À qui est destinée la conversion d’un moteur à l’éthanol ?
« La conversion est destinée aux moteurs essence. Les prix ont légèrement augmenté aujourd’hui puisqu’on est passé à 859 € pour les modèles les plus simples. Ensuite, il faut une demi-journée d’installation.
+ Flambée des prix des carburants : en Sarthe, la demande en éthanol explose chez les garagistes
Mais il existe encore des catégories de véhicules pour lesquelles l’État n’a pas encore homologué le kit de conversion, alors que notre fournisseur [Eflexfuel en Finlande, N.D.L.R.] les produit déjà . »
La consommation est plus importante à l’éthanol par rapport à l’essence (en litres pour 100 kilomètres). Est-ce qu’il y a donc un gain réel pour le portefeuille ?
« Oui, c’est d’ailleurs la première raison pour laquelle les gens viennent nous voir pour installer un kit de conversion à l’éthanol. Et l’éthanol pollue beaucoup moins que l’essence classique.
Au niveau de la consommation, elle est plus importante de 10 à 15 % avec les boîtiers qu’on installe.

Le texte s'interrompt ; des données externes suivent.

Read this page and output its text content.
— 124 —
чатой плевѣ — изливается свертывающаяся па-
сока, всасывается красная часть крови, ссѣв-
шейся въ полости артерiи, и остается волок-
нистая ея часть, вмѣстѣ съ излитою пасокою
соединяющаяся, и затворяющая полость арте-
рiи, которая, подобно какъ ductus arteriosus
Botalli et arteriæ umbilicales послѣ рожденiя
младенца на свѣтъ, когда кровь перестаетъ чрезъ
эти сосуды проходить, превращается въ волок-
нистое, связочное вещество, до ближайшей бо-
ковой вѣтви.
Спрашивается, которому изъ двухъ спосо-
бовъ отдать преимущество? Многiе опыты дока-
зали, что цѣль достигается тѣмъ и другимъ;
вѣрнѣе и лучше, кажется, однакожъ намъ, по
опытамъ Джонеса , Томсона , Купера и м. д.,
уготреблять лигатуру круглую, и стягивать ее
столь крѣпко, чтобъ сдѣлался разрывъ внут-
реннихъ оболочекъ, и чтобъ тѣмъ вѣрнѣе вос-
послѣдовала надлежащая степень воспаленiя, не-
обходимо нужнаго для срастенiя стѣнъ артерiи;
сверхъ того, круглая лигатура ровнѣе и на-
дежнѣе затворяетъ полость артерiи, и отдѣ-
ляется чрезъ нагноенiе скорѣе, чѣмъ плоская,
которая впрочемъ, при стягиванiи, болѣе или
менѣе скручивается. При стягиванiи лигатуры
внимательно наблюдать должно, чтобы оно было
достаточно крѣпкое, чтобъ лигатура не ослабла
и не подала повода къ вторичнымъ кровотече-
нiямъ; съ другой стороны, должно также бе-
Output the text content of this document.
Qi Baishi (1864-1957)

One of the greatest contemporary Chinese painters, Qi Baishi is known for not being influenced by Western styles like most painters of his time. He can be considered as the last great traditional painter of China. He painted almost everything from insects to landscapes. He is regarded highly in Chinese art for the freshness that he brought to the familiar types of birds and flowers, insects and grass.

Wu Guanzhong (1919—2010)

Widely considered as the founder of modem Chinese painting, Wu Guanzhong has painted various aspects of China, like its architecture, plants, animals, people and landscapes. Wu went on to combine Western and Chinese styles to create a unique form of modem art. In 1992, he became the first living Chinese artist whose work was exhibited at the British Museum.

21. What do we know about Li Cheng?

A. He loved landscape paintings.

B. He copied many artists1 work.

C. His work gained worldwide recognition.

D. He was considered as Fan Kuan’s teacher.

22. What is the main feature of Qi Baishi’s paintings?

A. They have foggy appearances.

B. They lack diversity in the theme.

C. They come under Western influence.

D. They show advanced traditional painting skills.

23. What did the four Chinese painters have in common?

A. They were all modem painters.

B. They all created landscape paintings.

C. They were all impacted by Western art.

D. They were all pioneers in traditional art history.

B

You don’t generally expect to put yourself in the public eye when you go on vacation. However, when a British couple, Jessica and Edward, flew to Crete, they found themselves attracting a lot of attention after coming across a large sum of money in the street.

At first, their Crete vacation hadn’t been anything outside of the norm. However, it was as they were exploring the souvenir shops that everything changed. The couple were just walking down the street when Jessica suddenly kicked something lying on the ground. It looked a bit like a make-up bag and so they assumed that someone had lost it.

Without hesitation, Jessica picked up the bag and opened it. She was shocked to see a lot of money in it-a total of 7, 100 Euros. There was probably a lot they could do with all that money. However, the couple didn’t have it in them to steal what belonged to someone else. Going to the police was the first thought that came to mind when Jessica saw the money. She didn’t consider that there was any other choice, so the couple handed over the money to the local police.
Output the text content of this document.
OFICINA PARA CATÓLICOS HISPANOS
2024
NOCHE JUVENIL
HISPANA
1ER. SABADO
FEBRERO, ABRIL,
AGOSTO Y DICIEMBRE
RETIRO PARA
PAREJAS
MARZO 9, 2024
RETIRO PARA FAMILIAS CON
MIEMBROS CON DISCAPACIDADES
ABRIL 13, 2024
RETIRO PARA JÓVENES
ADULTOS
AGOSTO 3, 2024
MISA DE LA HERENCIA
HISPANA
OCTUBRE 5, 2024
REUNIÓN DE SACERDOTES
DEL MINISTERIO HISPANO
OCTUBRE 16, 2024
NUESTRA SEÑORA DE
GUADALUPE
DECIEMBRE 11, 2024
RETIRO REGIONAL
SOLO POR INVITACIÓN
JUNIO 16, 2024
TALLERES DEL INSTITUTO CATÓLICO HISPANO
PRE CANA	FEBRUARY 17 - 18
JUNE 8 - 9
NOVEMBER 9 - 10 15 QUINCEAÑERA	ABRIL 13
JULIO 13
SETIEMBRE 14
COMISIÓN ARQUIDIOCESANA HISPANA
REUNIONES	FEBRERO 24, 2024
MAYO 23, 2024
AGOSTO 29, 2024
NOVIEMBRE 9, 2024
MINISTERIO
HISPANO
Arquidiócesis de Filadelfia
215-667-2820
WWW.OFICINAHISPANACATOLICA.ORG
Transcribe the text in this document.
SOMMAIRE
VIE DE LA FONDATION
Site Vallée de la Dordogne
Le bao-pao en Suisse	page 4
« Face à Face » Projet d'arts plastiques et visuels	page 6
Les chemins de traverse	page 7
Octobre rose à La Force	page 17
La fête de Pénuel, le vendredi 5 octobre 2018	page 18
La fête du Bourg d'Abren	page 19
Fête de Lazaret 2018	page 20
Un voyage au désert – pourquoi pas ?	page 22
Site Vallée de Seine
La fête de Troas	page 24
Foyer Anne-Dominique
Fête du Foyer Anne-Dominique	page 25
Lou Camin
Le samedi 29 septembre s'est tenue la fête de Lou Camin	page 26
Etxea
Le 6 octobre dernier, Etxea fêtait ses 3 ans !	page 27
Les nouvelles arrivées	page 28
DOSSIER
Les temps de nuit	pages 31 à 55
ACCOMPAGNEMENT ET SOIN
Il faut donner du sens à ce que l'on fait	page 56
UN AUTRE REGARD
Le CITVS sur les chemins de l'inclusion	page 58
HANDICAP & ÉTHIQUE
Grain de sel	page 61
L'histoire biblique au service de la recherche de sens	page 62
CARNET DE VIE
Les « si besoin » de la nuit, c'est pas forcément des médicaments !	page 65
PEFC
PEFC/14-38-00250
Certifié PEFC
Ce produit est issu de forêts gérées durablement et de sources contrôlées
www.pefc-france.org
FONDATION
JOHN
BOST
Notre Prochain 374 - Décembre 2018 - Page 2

Mais vu que le prix du super-éthanol (E85) est beaucoup moins important [0,88 € contre 2,10 € pour du sans-plomb 98 en moyenne au Mans, N.D.L.R.], à la fin du mois ça revient moins cher.
Il faut quelques mois pour amortir le prix de l’installation, surtout si les gens roulent peu. »
Aujourd’hui, le super-éthanol n’est pas distribué dans toutes les stations-service. Comment est-ce que cette situation est amenée à évoluer ?
« Pour notre cas, on avait fait des travaux pour installer une cuve supplémentaire il y a huit ans au cas où une nouvelle essence apparaissait. Donc on a pu en proposer tout de suite. Mais ça reste encore assez peu distribué parce qu’il faudrait des travaux importants pour qu’une station-service puisse en proposer à ces clients. Et il n’y a pas encore assez de monde qui roule à l’éthanol pour que l’investissement en vaille la peine.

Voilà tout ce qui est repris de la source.